I haven’t had that experience for ages since I bought a nvidia Titan X. It seems a game GPU is overkill but having 12Gb Vram revealed to be as important for Layout as for rendering with Thea
Interesting - do you mind opening up a GPU monitor and letting us know how much RAM is required for the larger Layout projects during the time you’re rendering hybrid/vector modes?
I checked and discovered Layout doesnt use very much GPU when doing hybrid mode with shadows. About 1GB ram. Still takes AGES (20mins) to render 1 model view in Hybrid (I have trees with 3d leaves on them…) but it seems to be the CPU (a single core) doing all the work.
Isn’t the viewport openGL? Isn’t openGL performed in the GPU?
I have no way of directly knowing GPU use except for temp. GPU temp seems normal but a single core of the cpu jumps to as attached - The image shows view port which I switched from raster to vector.
I’m using GPU-Z which has monitors for all sorts of functions.
In this shot, i’ve changed it from Raster to Hybrid Mode and clicked Render. This has been going for 10 mins so far.
GPU core clock and memory clock jump up and down from time to time - Im not quite sure what they tell me.

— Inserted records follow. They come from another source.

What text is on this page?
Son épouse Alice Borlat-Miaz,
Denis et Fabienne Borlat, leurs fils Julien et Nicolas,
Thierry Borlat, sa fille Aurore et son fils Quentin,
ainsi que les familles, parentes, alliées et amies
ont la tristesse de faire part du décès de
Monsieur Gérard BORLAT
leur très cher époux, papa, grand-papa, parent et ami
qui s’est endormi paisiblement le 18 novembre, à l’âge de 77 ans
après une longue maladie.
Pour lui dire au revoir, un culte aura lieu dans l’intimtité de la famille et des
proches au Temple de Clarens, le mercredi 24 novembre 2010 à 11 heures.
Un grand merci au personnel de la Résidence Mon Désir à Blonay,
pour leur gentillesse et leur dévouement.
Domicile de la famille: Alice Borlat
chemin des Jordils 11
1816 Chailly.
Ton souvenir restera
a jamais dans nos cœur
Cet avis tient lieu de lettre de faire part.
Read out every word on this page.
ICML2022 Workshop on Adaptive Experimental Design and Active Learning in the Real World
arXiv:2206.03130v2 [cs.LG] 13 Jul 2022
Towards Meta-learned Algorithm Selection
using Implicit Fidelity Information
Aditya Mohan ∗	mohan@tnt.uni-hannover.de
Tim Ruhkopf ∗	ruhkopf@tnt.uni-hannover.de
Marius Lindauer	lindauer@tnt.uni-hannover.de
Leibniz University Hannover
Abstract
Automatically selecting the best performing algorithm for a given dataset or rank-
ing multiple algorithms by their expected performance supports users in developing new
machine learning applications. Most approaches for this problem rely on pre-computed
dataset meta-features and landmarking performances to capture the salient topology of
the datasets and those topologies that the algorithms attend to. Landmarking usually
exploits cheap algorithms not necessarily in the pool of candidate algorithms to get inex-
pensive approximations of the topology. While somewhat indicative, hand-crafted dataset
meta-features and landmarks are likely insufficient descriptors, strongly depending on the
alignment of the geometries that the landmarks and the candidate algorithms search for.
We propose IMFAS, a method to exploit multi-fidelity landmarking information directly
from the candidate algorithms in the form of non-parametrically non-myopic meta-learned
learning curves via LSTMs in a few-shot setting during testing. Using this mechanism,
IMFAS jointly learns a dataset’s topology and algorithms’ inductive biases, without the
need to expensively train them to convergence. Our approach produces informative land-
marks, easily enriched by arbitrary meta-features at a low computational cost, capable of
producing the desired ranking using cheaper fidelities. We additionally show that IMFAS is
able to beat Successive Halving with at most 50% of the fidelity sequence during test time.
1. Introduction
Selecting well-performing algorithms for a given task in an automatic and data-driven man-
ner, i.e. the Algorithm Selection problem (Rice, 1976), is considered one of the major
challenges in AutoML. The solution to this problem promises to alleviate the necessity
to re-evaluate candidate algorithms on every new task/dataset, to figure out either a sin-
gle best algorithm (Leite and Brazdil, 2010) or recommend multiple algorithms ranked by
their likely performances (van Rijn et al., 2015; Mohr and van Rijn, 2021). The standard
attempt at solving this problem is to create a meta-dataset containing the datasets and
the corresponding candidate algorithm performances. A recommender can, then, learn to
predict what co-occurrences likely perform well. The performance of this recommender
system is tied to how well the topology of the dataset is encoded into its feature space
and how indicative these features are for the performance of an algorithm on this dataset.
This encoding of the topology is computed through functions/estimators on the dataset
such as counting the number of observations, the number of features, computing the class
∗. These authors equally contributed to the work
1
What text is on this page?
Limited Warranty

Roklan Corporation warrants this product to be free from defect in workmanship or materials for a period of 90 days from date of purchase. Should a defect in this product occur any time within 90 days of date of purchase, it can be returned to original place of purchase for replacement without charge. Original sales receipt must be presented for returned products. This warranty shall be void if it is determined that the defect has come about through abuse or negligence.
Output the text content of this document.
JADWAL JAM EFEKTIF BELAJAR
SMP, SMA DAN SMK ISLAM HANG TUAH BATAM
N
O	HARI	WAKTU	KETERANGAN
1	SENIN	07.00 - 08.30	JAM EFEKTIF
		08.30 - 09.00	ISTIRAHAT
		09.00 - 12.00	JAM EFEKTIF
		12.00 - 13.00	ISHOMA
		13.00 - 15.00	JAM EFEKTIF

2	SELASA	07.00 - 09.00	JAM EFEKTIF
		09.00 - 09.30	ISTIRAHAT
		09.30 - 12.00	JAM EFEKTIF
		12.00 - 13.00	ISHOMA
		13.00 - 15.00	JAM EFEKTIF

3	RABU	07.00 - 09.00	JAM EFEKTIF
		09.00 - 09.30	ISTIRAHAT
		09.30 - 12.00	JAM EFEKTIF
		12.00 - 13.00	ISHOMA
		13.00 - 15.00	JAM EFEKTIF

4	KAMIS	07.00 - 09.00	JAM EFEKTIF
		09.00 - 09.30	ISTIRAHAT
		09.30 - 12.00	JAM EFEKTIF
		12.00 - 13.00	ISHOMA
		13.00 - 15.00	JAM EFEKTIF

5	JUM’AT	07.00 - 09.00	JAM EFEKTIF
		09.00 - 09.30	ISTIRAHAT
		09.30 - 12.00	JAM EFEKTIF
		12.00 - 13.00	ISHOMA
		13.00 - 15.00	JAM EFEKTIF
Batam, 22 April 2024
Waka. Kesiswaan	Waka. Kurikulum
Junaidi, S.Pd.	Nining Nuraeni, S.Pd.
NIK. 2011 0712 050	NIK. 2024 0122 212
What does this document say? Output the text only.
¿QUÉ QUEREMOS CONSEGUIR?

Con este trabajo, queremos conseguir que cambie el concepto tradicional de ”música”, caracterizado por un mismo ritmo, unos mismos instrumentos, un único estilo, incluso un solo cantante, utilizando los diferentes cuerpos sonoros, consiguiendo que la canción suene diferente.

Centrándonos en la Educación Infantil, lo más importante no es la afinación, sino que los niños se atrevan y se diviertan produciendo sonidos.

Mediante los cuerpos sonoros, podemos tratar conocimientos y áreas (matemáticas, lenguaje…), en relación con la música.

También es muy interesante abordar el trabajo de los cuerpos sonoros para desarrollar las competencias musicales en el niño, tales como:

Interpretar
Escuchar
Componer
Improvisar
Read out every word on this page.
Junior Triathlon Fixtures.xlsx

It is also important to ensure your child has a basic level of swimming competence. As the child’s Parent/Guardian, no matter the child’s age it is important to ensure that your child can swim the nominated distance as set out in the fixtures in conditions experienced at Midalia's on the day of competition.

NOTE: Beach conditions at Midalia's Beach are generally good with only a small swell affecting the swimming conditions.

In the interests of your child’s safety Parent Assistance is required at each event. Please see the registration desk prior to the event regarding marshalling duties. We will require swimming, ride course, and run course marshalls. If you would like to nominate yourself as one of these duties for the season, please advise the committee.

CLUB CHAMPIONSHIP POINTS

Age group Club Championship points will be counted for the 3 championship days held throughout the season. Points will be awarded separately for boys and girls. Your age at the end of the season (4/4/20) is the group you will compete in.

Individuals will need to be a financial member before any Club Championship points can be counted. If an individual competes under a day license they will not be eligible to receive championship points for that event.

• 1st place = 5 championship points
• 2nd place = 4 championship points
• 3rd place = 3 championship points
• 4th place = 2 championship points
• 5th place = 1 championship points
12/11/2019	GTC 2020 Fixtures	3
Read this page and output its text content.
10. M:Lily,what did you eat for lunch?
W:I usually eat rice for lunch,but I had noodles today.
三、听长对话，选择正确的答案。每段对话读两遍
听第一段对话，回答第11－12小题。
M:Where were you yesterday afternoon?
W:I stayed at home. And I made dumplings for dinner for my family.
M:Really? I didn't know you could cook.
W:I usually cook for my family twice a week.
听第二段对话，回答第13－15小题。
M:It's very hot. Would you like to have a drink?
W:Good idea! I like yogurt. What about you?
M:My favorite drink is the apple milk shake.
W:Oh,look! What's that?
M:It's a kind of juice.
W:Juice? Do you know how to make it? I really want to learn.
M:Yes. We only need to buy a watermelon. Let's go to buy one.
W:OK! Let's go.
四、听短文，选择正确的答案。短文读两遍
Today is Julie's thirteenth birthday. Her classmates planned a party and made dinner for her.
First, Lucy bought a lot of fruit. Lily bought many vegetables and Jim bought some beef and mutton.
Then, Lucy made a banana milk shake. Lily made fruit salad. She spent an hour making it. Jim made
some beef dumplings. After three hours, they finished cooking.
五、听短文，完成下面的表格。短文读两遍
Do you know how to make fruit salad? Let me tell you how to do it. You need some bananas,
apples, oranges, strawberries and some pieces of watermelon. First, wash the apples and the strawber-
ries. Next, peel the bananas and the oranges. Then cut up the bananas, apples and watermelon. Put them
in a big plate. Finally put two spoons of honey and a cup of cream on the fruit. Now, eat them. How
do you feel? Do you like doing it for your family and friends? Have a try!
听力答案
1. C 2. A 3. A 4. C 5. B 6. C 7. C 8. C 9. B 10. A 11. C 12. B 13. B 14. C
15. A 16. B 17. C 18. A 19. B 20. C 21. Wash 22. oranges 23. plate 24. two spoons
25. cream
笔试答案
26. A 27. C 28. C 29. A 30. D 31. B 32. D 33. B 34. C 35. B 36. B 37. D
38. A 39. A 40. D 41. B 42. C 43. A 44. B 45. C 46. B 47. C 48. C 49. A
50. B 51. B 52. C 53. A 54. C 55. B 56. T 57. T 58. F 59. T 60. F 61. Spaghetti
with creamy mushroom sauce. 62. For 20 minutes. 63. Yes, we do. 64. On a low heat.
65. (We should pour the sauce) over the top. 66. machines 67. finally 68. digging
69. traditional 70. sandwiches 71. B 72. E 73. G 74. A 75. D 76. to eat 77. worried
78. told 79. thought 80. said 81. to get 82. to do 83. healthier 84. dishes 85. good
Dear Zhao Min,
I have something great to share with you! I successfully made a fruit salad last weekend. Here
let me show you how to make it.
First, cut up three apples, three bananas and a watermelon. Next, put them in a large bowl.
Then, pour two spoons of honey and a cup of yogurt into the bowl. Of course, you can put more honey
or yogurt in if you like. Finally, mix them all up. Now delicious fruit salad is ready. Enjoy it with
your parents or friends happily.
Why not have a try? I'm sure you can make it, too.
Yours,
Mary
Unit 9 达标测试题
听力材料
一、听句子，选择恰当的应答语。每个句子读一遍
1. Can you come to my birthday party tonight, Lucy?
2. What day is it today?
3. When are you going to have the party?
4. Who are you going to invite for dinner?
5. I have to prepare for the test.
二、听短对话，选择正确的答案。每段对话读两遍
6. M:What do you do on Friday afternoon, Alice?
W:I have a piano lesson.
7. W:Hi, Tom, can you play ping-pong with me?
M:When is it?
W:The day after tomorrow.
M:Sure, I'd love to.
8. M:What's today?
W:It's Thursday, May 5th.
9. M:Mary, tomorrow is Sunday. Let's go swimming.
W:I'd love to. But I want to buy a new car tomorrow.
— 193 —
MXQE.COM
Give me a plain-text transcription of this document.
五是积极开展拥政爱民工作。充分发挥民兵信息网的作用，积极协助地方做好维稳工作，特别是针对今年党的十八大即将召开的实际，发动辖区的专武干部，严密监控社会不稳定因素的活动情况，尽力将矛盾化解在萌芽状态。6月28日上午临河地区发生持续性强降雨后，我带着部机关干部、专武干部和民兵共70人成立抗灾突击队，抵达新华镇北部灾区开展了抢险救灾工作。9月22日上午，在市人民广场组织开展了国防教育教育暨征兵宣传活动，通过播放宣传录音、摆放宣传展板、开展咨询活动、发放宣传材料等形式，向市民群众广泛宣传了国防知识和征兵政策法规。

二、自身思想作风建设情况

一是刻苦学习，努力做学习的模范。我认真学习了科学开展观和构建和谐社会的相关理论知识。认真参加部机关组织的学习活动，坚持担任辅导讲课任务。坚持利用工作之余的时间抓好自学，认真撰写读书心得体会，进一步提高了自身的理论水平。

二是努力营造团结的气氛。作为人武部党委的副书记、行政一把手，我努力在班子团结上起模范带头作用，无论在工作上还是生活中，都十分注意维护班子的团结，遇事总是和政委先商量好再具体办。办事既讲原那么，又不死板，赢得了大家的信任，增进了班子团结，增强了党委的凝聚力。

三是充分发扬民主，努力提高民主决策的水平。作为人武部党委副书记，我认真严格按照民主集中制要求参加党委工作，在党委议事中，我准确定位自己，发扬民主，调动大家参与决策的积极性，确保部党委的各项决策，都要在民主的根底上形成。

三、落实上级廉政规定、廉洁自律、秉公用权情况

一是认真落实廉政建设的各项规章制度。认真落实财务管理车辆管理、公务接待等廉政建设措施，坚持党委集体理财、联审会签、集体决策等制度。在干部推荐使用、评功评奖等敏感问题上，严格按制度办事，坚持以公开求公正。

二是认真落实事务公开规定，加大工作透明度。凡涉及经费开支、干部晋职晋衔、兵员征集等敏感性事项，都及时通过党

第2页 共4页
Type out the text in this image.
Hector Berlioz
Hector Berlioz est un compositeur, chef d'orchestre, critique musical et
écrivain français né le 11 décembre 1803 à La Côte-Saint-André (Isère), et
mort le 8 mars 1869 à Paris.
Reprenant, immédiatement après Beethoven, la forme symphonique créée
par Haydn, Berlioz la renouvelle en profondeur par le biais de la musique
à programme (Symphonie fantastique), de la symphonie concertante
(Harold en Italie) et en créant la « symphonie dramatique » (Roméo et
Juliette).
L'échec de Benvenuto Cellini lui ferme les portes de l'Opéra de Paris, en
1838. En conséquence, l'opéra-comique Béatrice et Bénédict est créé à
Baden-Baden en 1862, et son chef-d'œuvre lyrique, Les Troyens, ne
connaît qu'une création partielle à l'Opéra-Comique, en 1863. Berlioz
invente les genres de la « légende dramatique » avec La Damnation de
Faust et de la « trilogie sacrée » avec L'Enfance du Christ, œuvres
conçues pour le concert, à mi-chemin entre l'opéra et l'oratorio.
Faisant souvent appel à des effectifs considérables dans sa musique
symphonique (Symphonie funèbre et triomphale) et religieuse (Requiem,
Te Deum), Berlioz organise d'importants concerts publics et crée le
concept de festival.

Memory use is consistent at about 1100mb. “GPU load” never seems to get above 2%. Power consumption, temp, fan speed, etc are all consistent at near-idle levels.
CPU monitor shows 1 core is consistently used. (I have a i7-6950X @ 3.9ghz)
Disk and memory utilisation are low (i have dual SSDs and 64gb ram).
I’d love to know what hardware could be used to speed up LayOut (and potentially to make it more stable).
It’s true and strange. Nvidia has a little panel that displays what software is being used by the GPU and Layout is not listed even when regenerating all viewports from a very complex file.
It seems clear that L.O. is using the CPU for rendering not unlike rendering programs. I know I have no idea what it would take to do, but it really should be reconfigured/re-written to render on multiple cores and threads like cinema 4D, vray, etc. I mean how many of us have machines that are limited to 1 core? When my rendering programs start a render, my i7 show 790% CPU usage. It would be very helpful if L.O did the same… Please Trimble!
calculating geometry (aka vectors) is done by a single thread of the CPU… as in all 3D modelers on the market… GPU is rendering the OGL based display output (aka raster) only.
SU modeling/geometry/vector performance relies heavily on the single-thread performance of the CPU, mutliple cores or a lightning fast GPU still won’t help here… for the foreseeable future.
Photorealistic rendering is a different thing from 3D modelling, but what little I know about computer technology makes me think that this might be a feasible idea. LayOut must be running a some kind of subset of SketchUp for each of its model viewports, and other multiwindow applications are already using multiple threads to make them draw faster.
Thanks Anssi, whatever the specifics, not being able to render plans or sections in vector/hybrid is a serious issue for me.
LayOut’s performance is abysmal, and not only during rendering. Editing a simple text box can take, literally, several minutes. That’s minutes of 60 seconds each, not metaphorical minutes. Granted, if you zoom closely on that box the editing speeds up considerably, but for a software that, however delusionally, thinks of itself as professional, moving at the speed of frozen molasses and forcing users to rely on cockamamie workarounds to get things done is completely unacceptable. Turning this donkey into a workhorse should be Trimble’s top dev priority. As it is, it is an embarrassment.
On a positive note, I’ve found LayOut pretty stable in general. That’s probably because with a user experience so amateurish you would expect it to crash every 10 minutes, and when it does not you can’t help but be impressed.
Totally on the money. I really think Trimble doesn’t care nor has the resources to develop the products in any meaningful way.
Fortunately you are incorrect about that.
DaveR, honestly, cryptic comments are unhelpful. If you have information, please share it. If you have an opinion, please put it.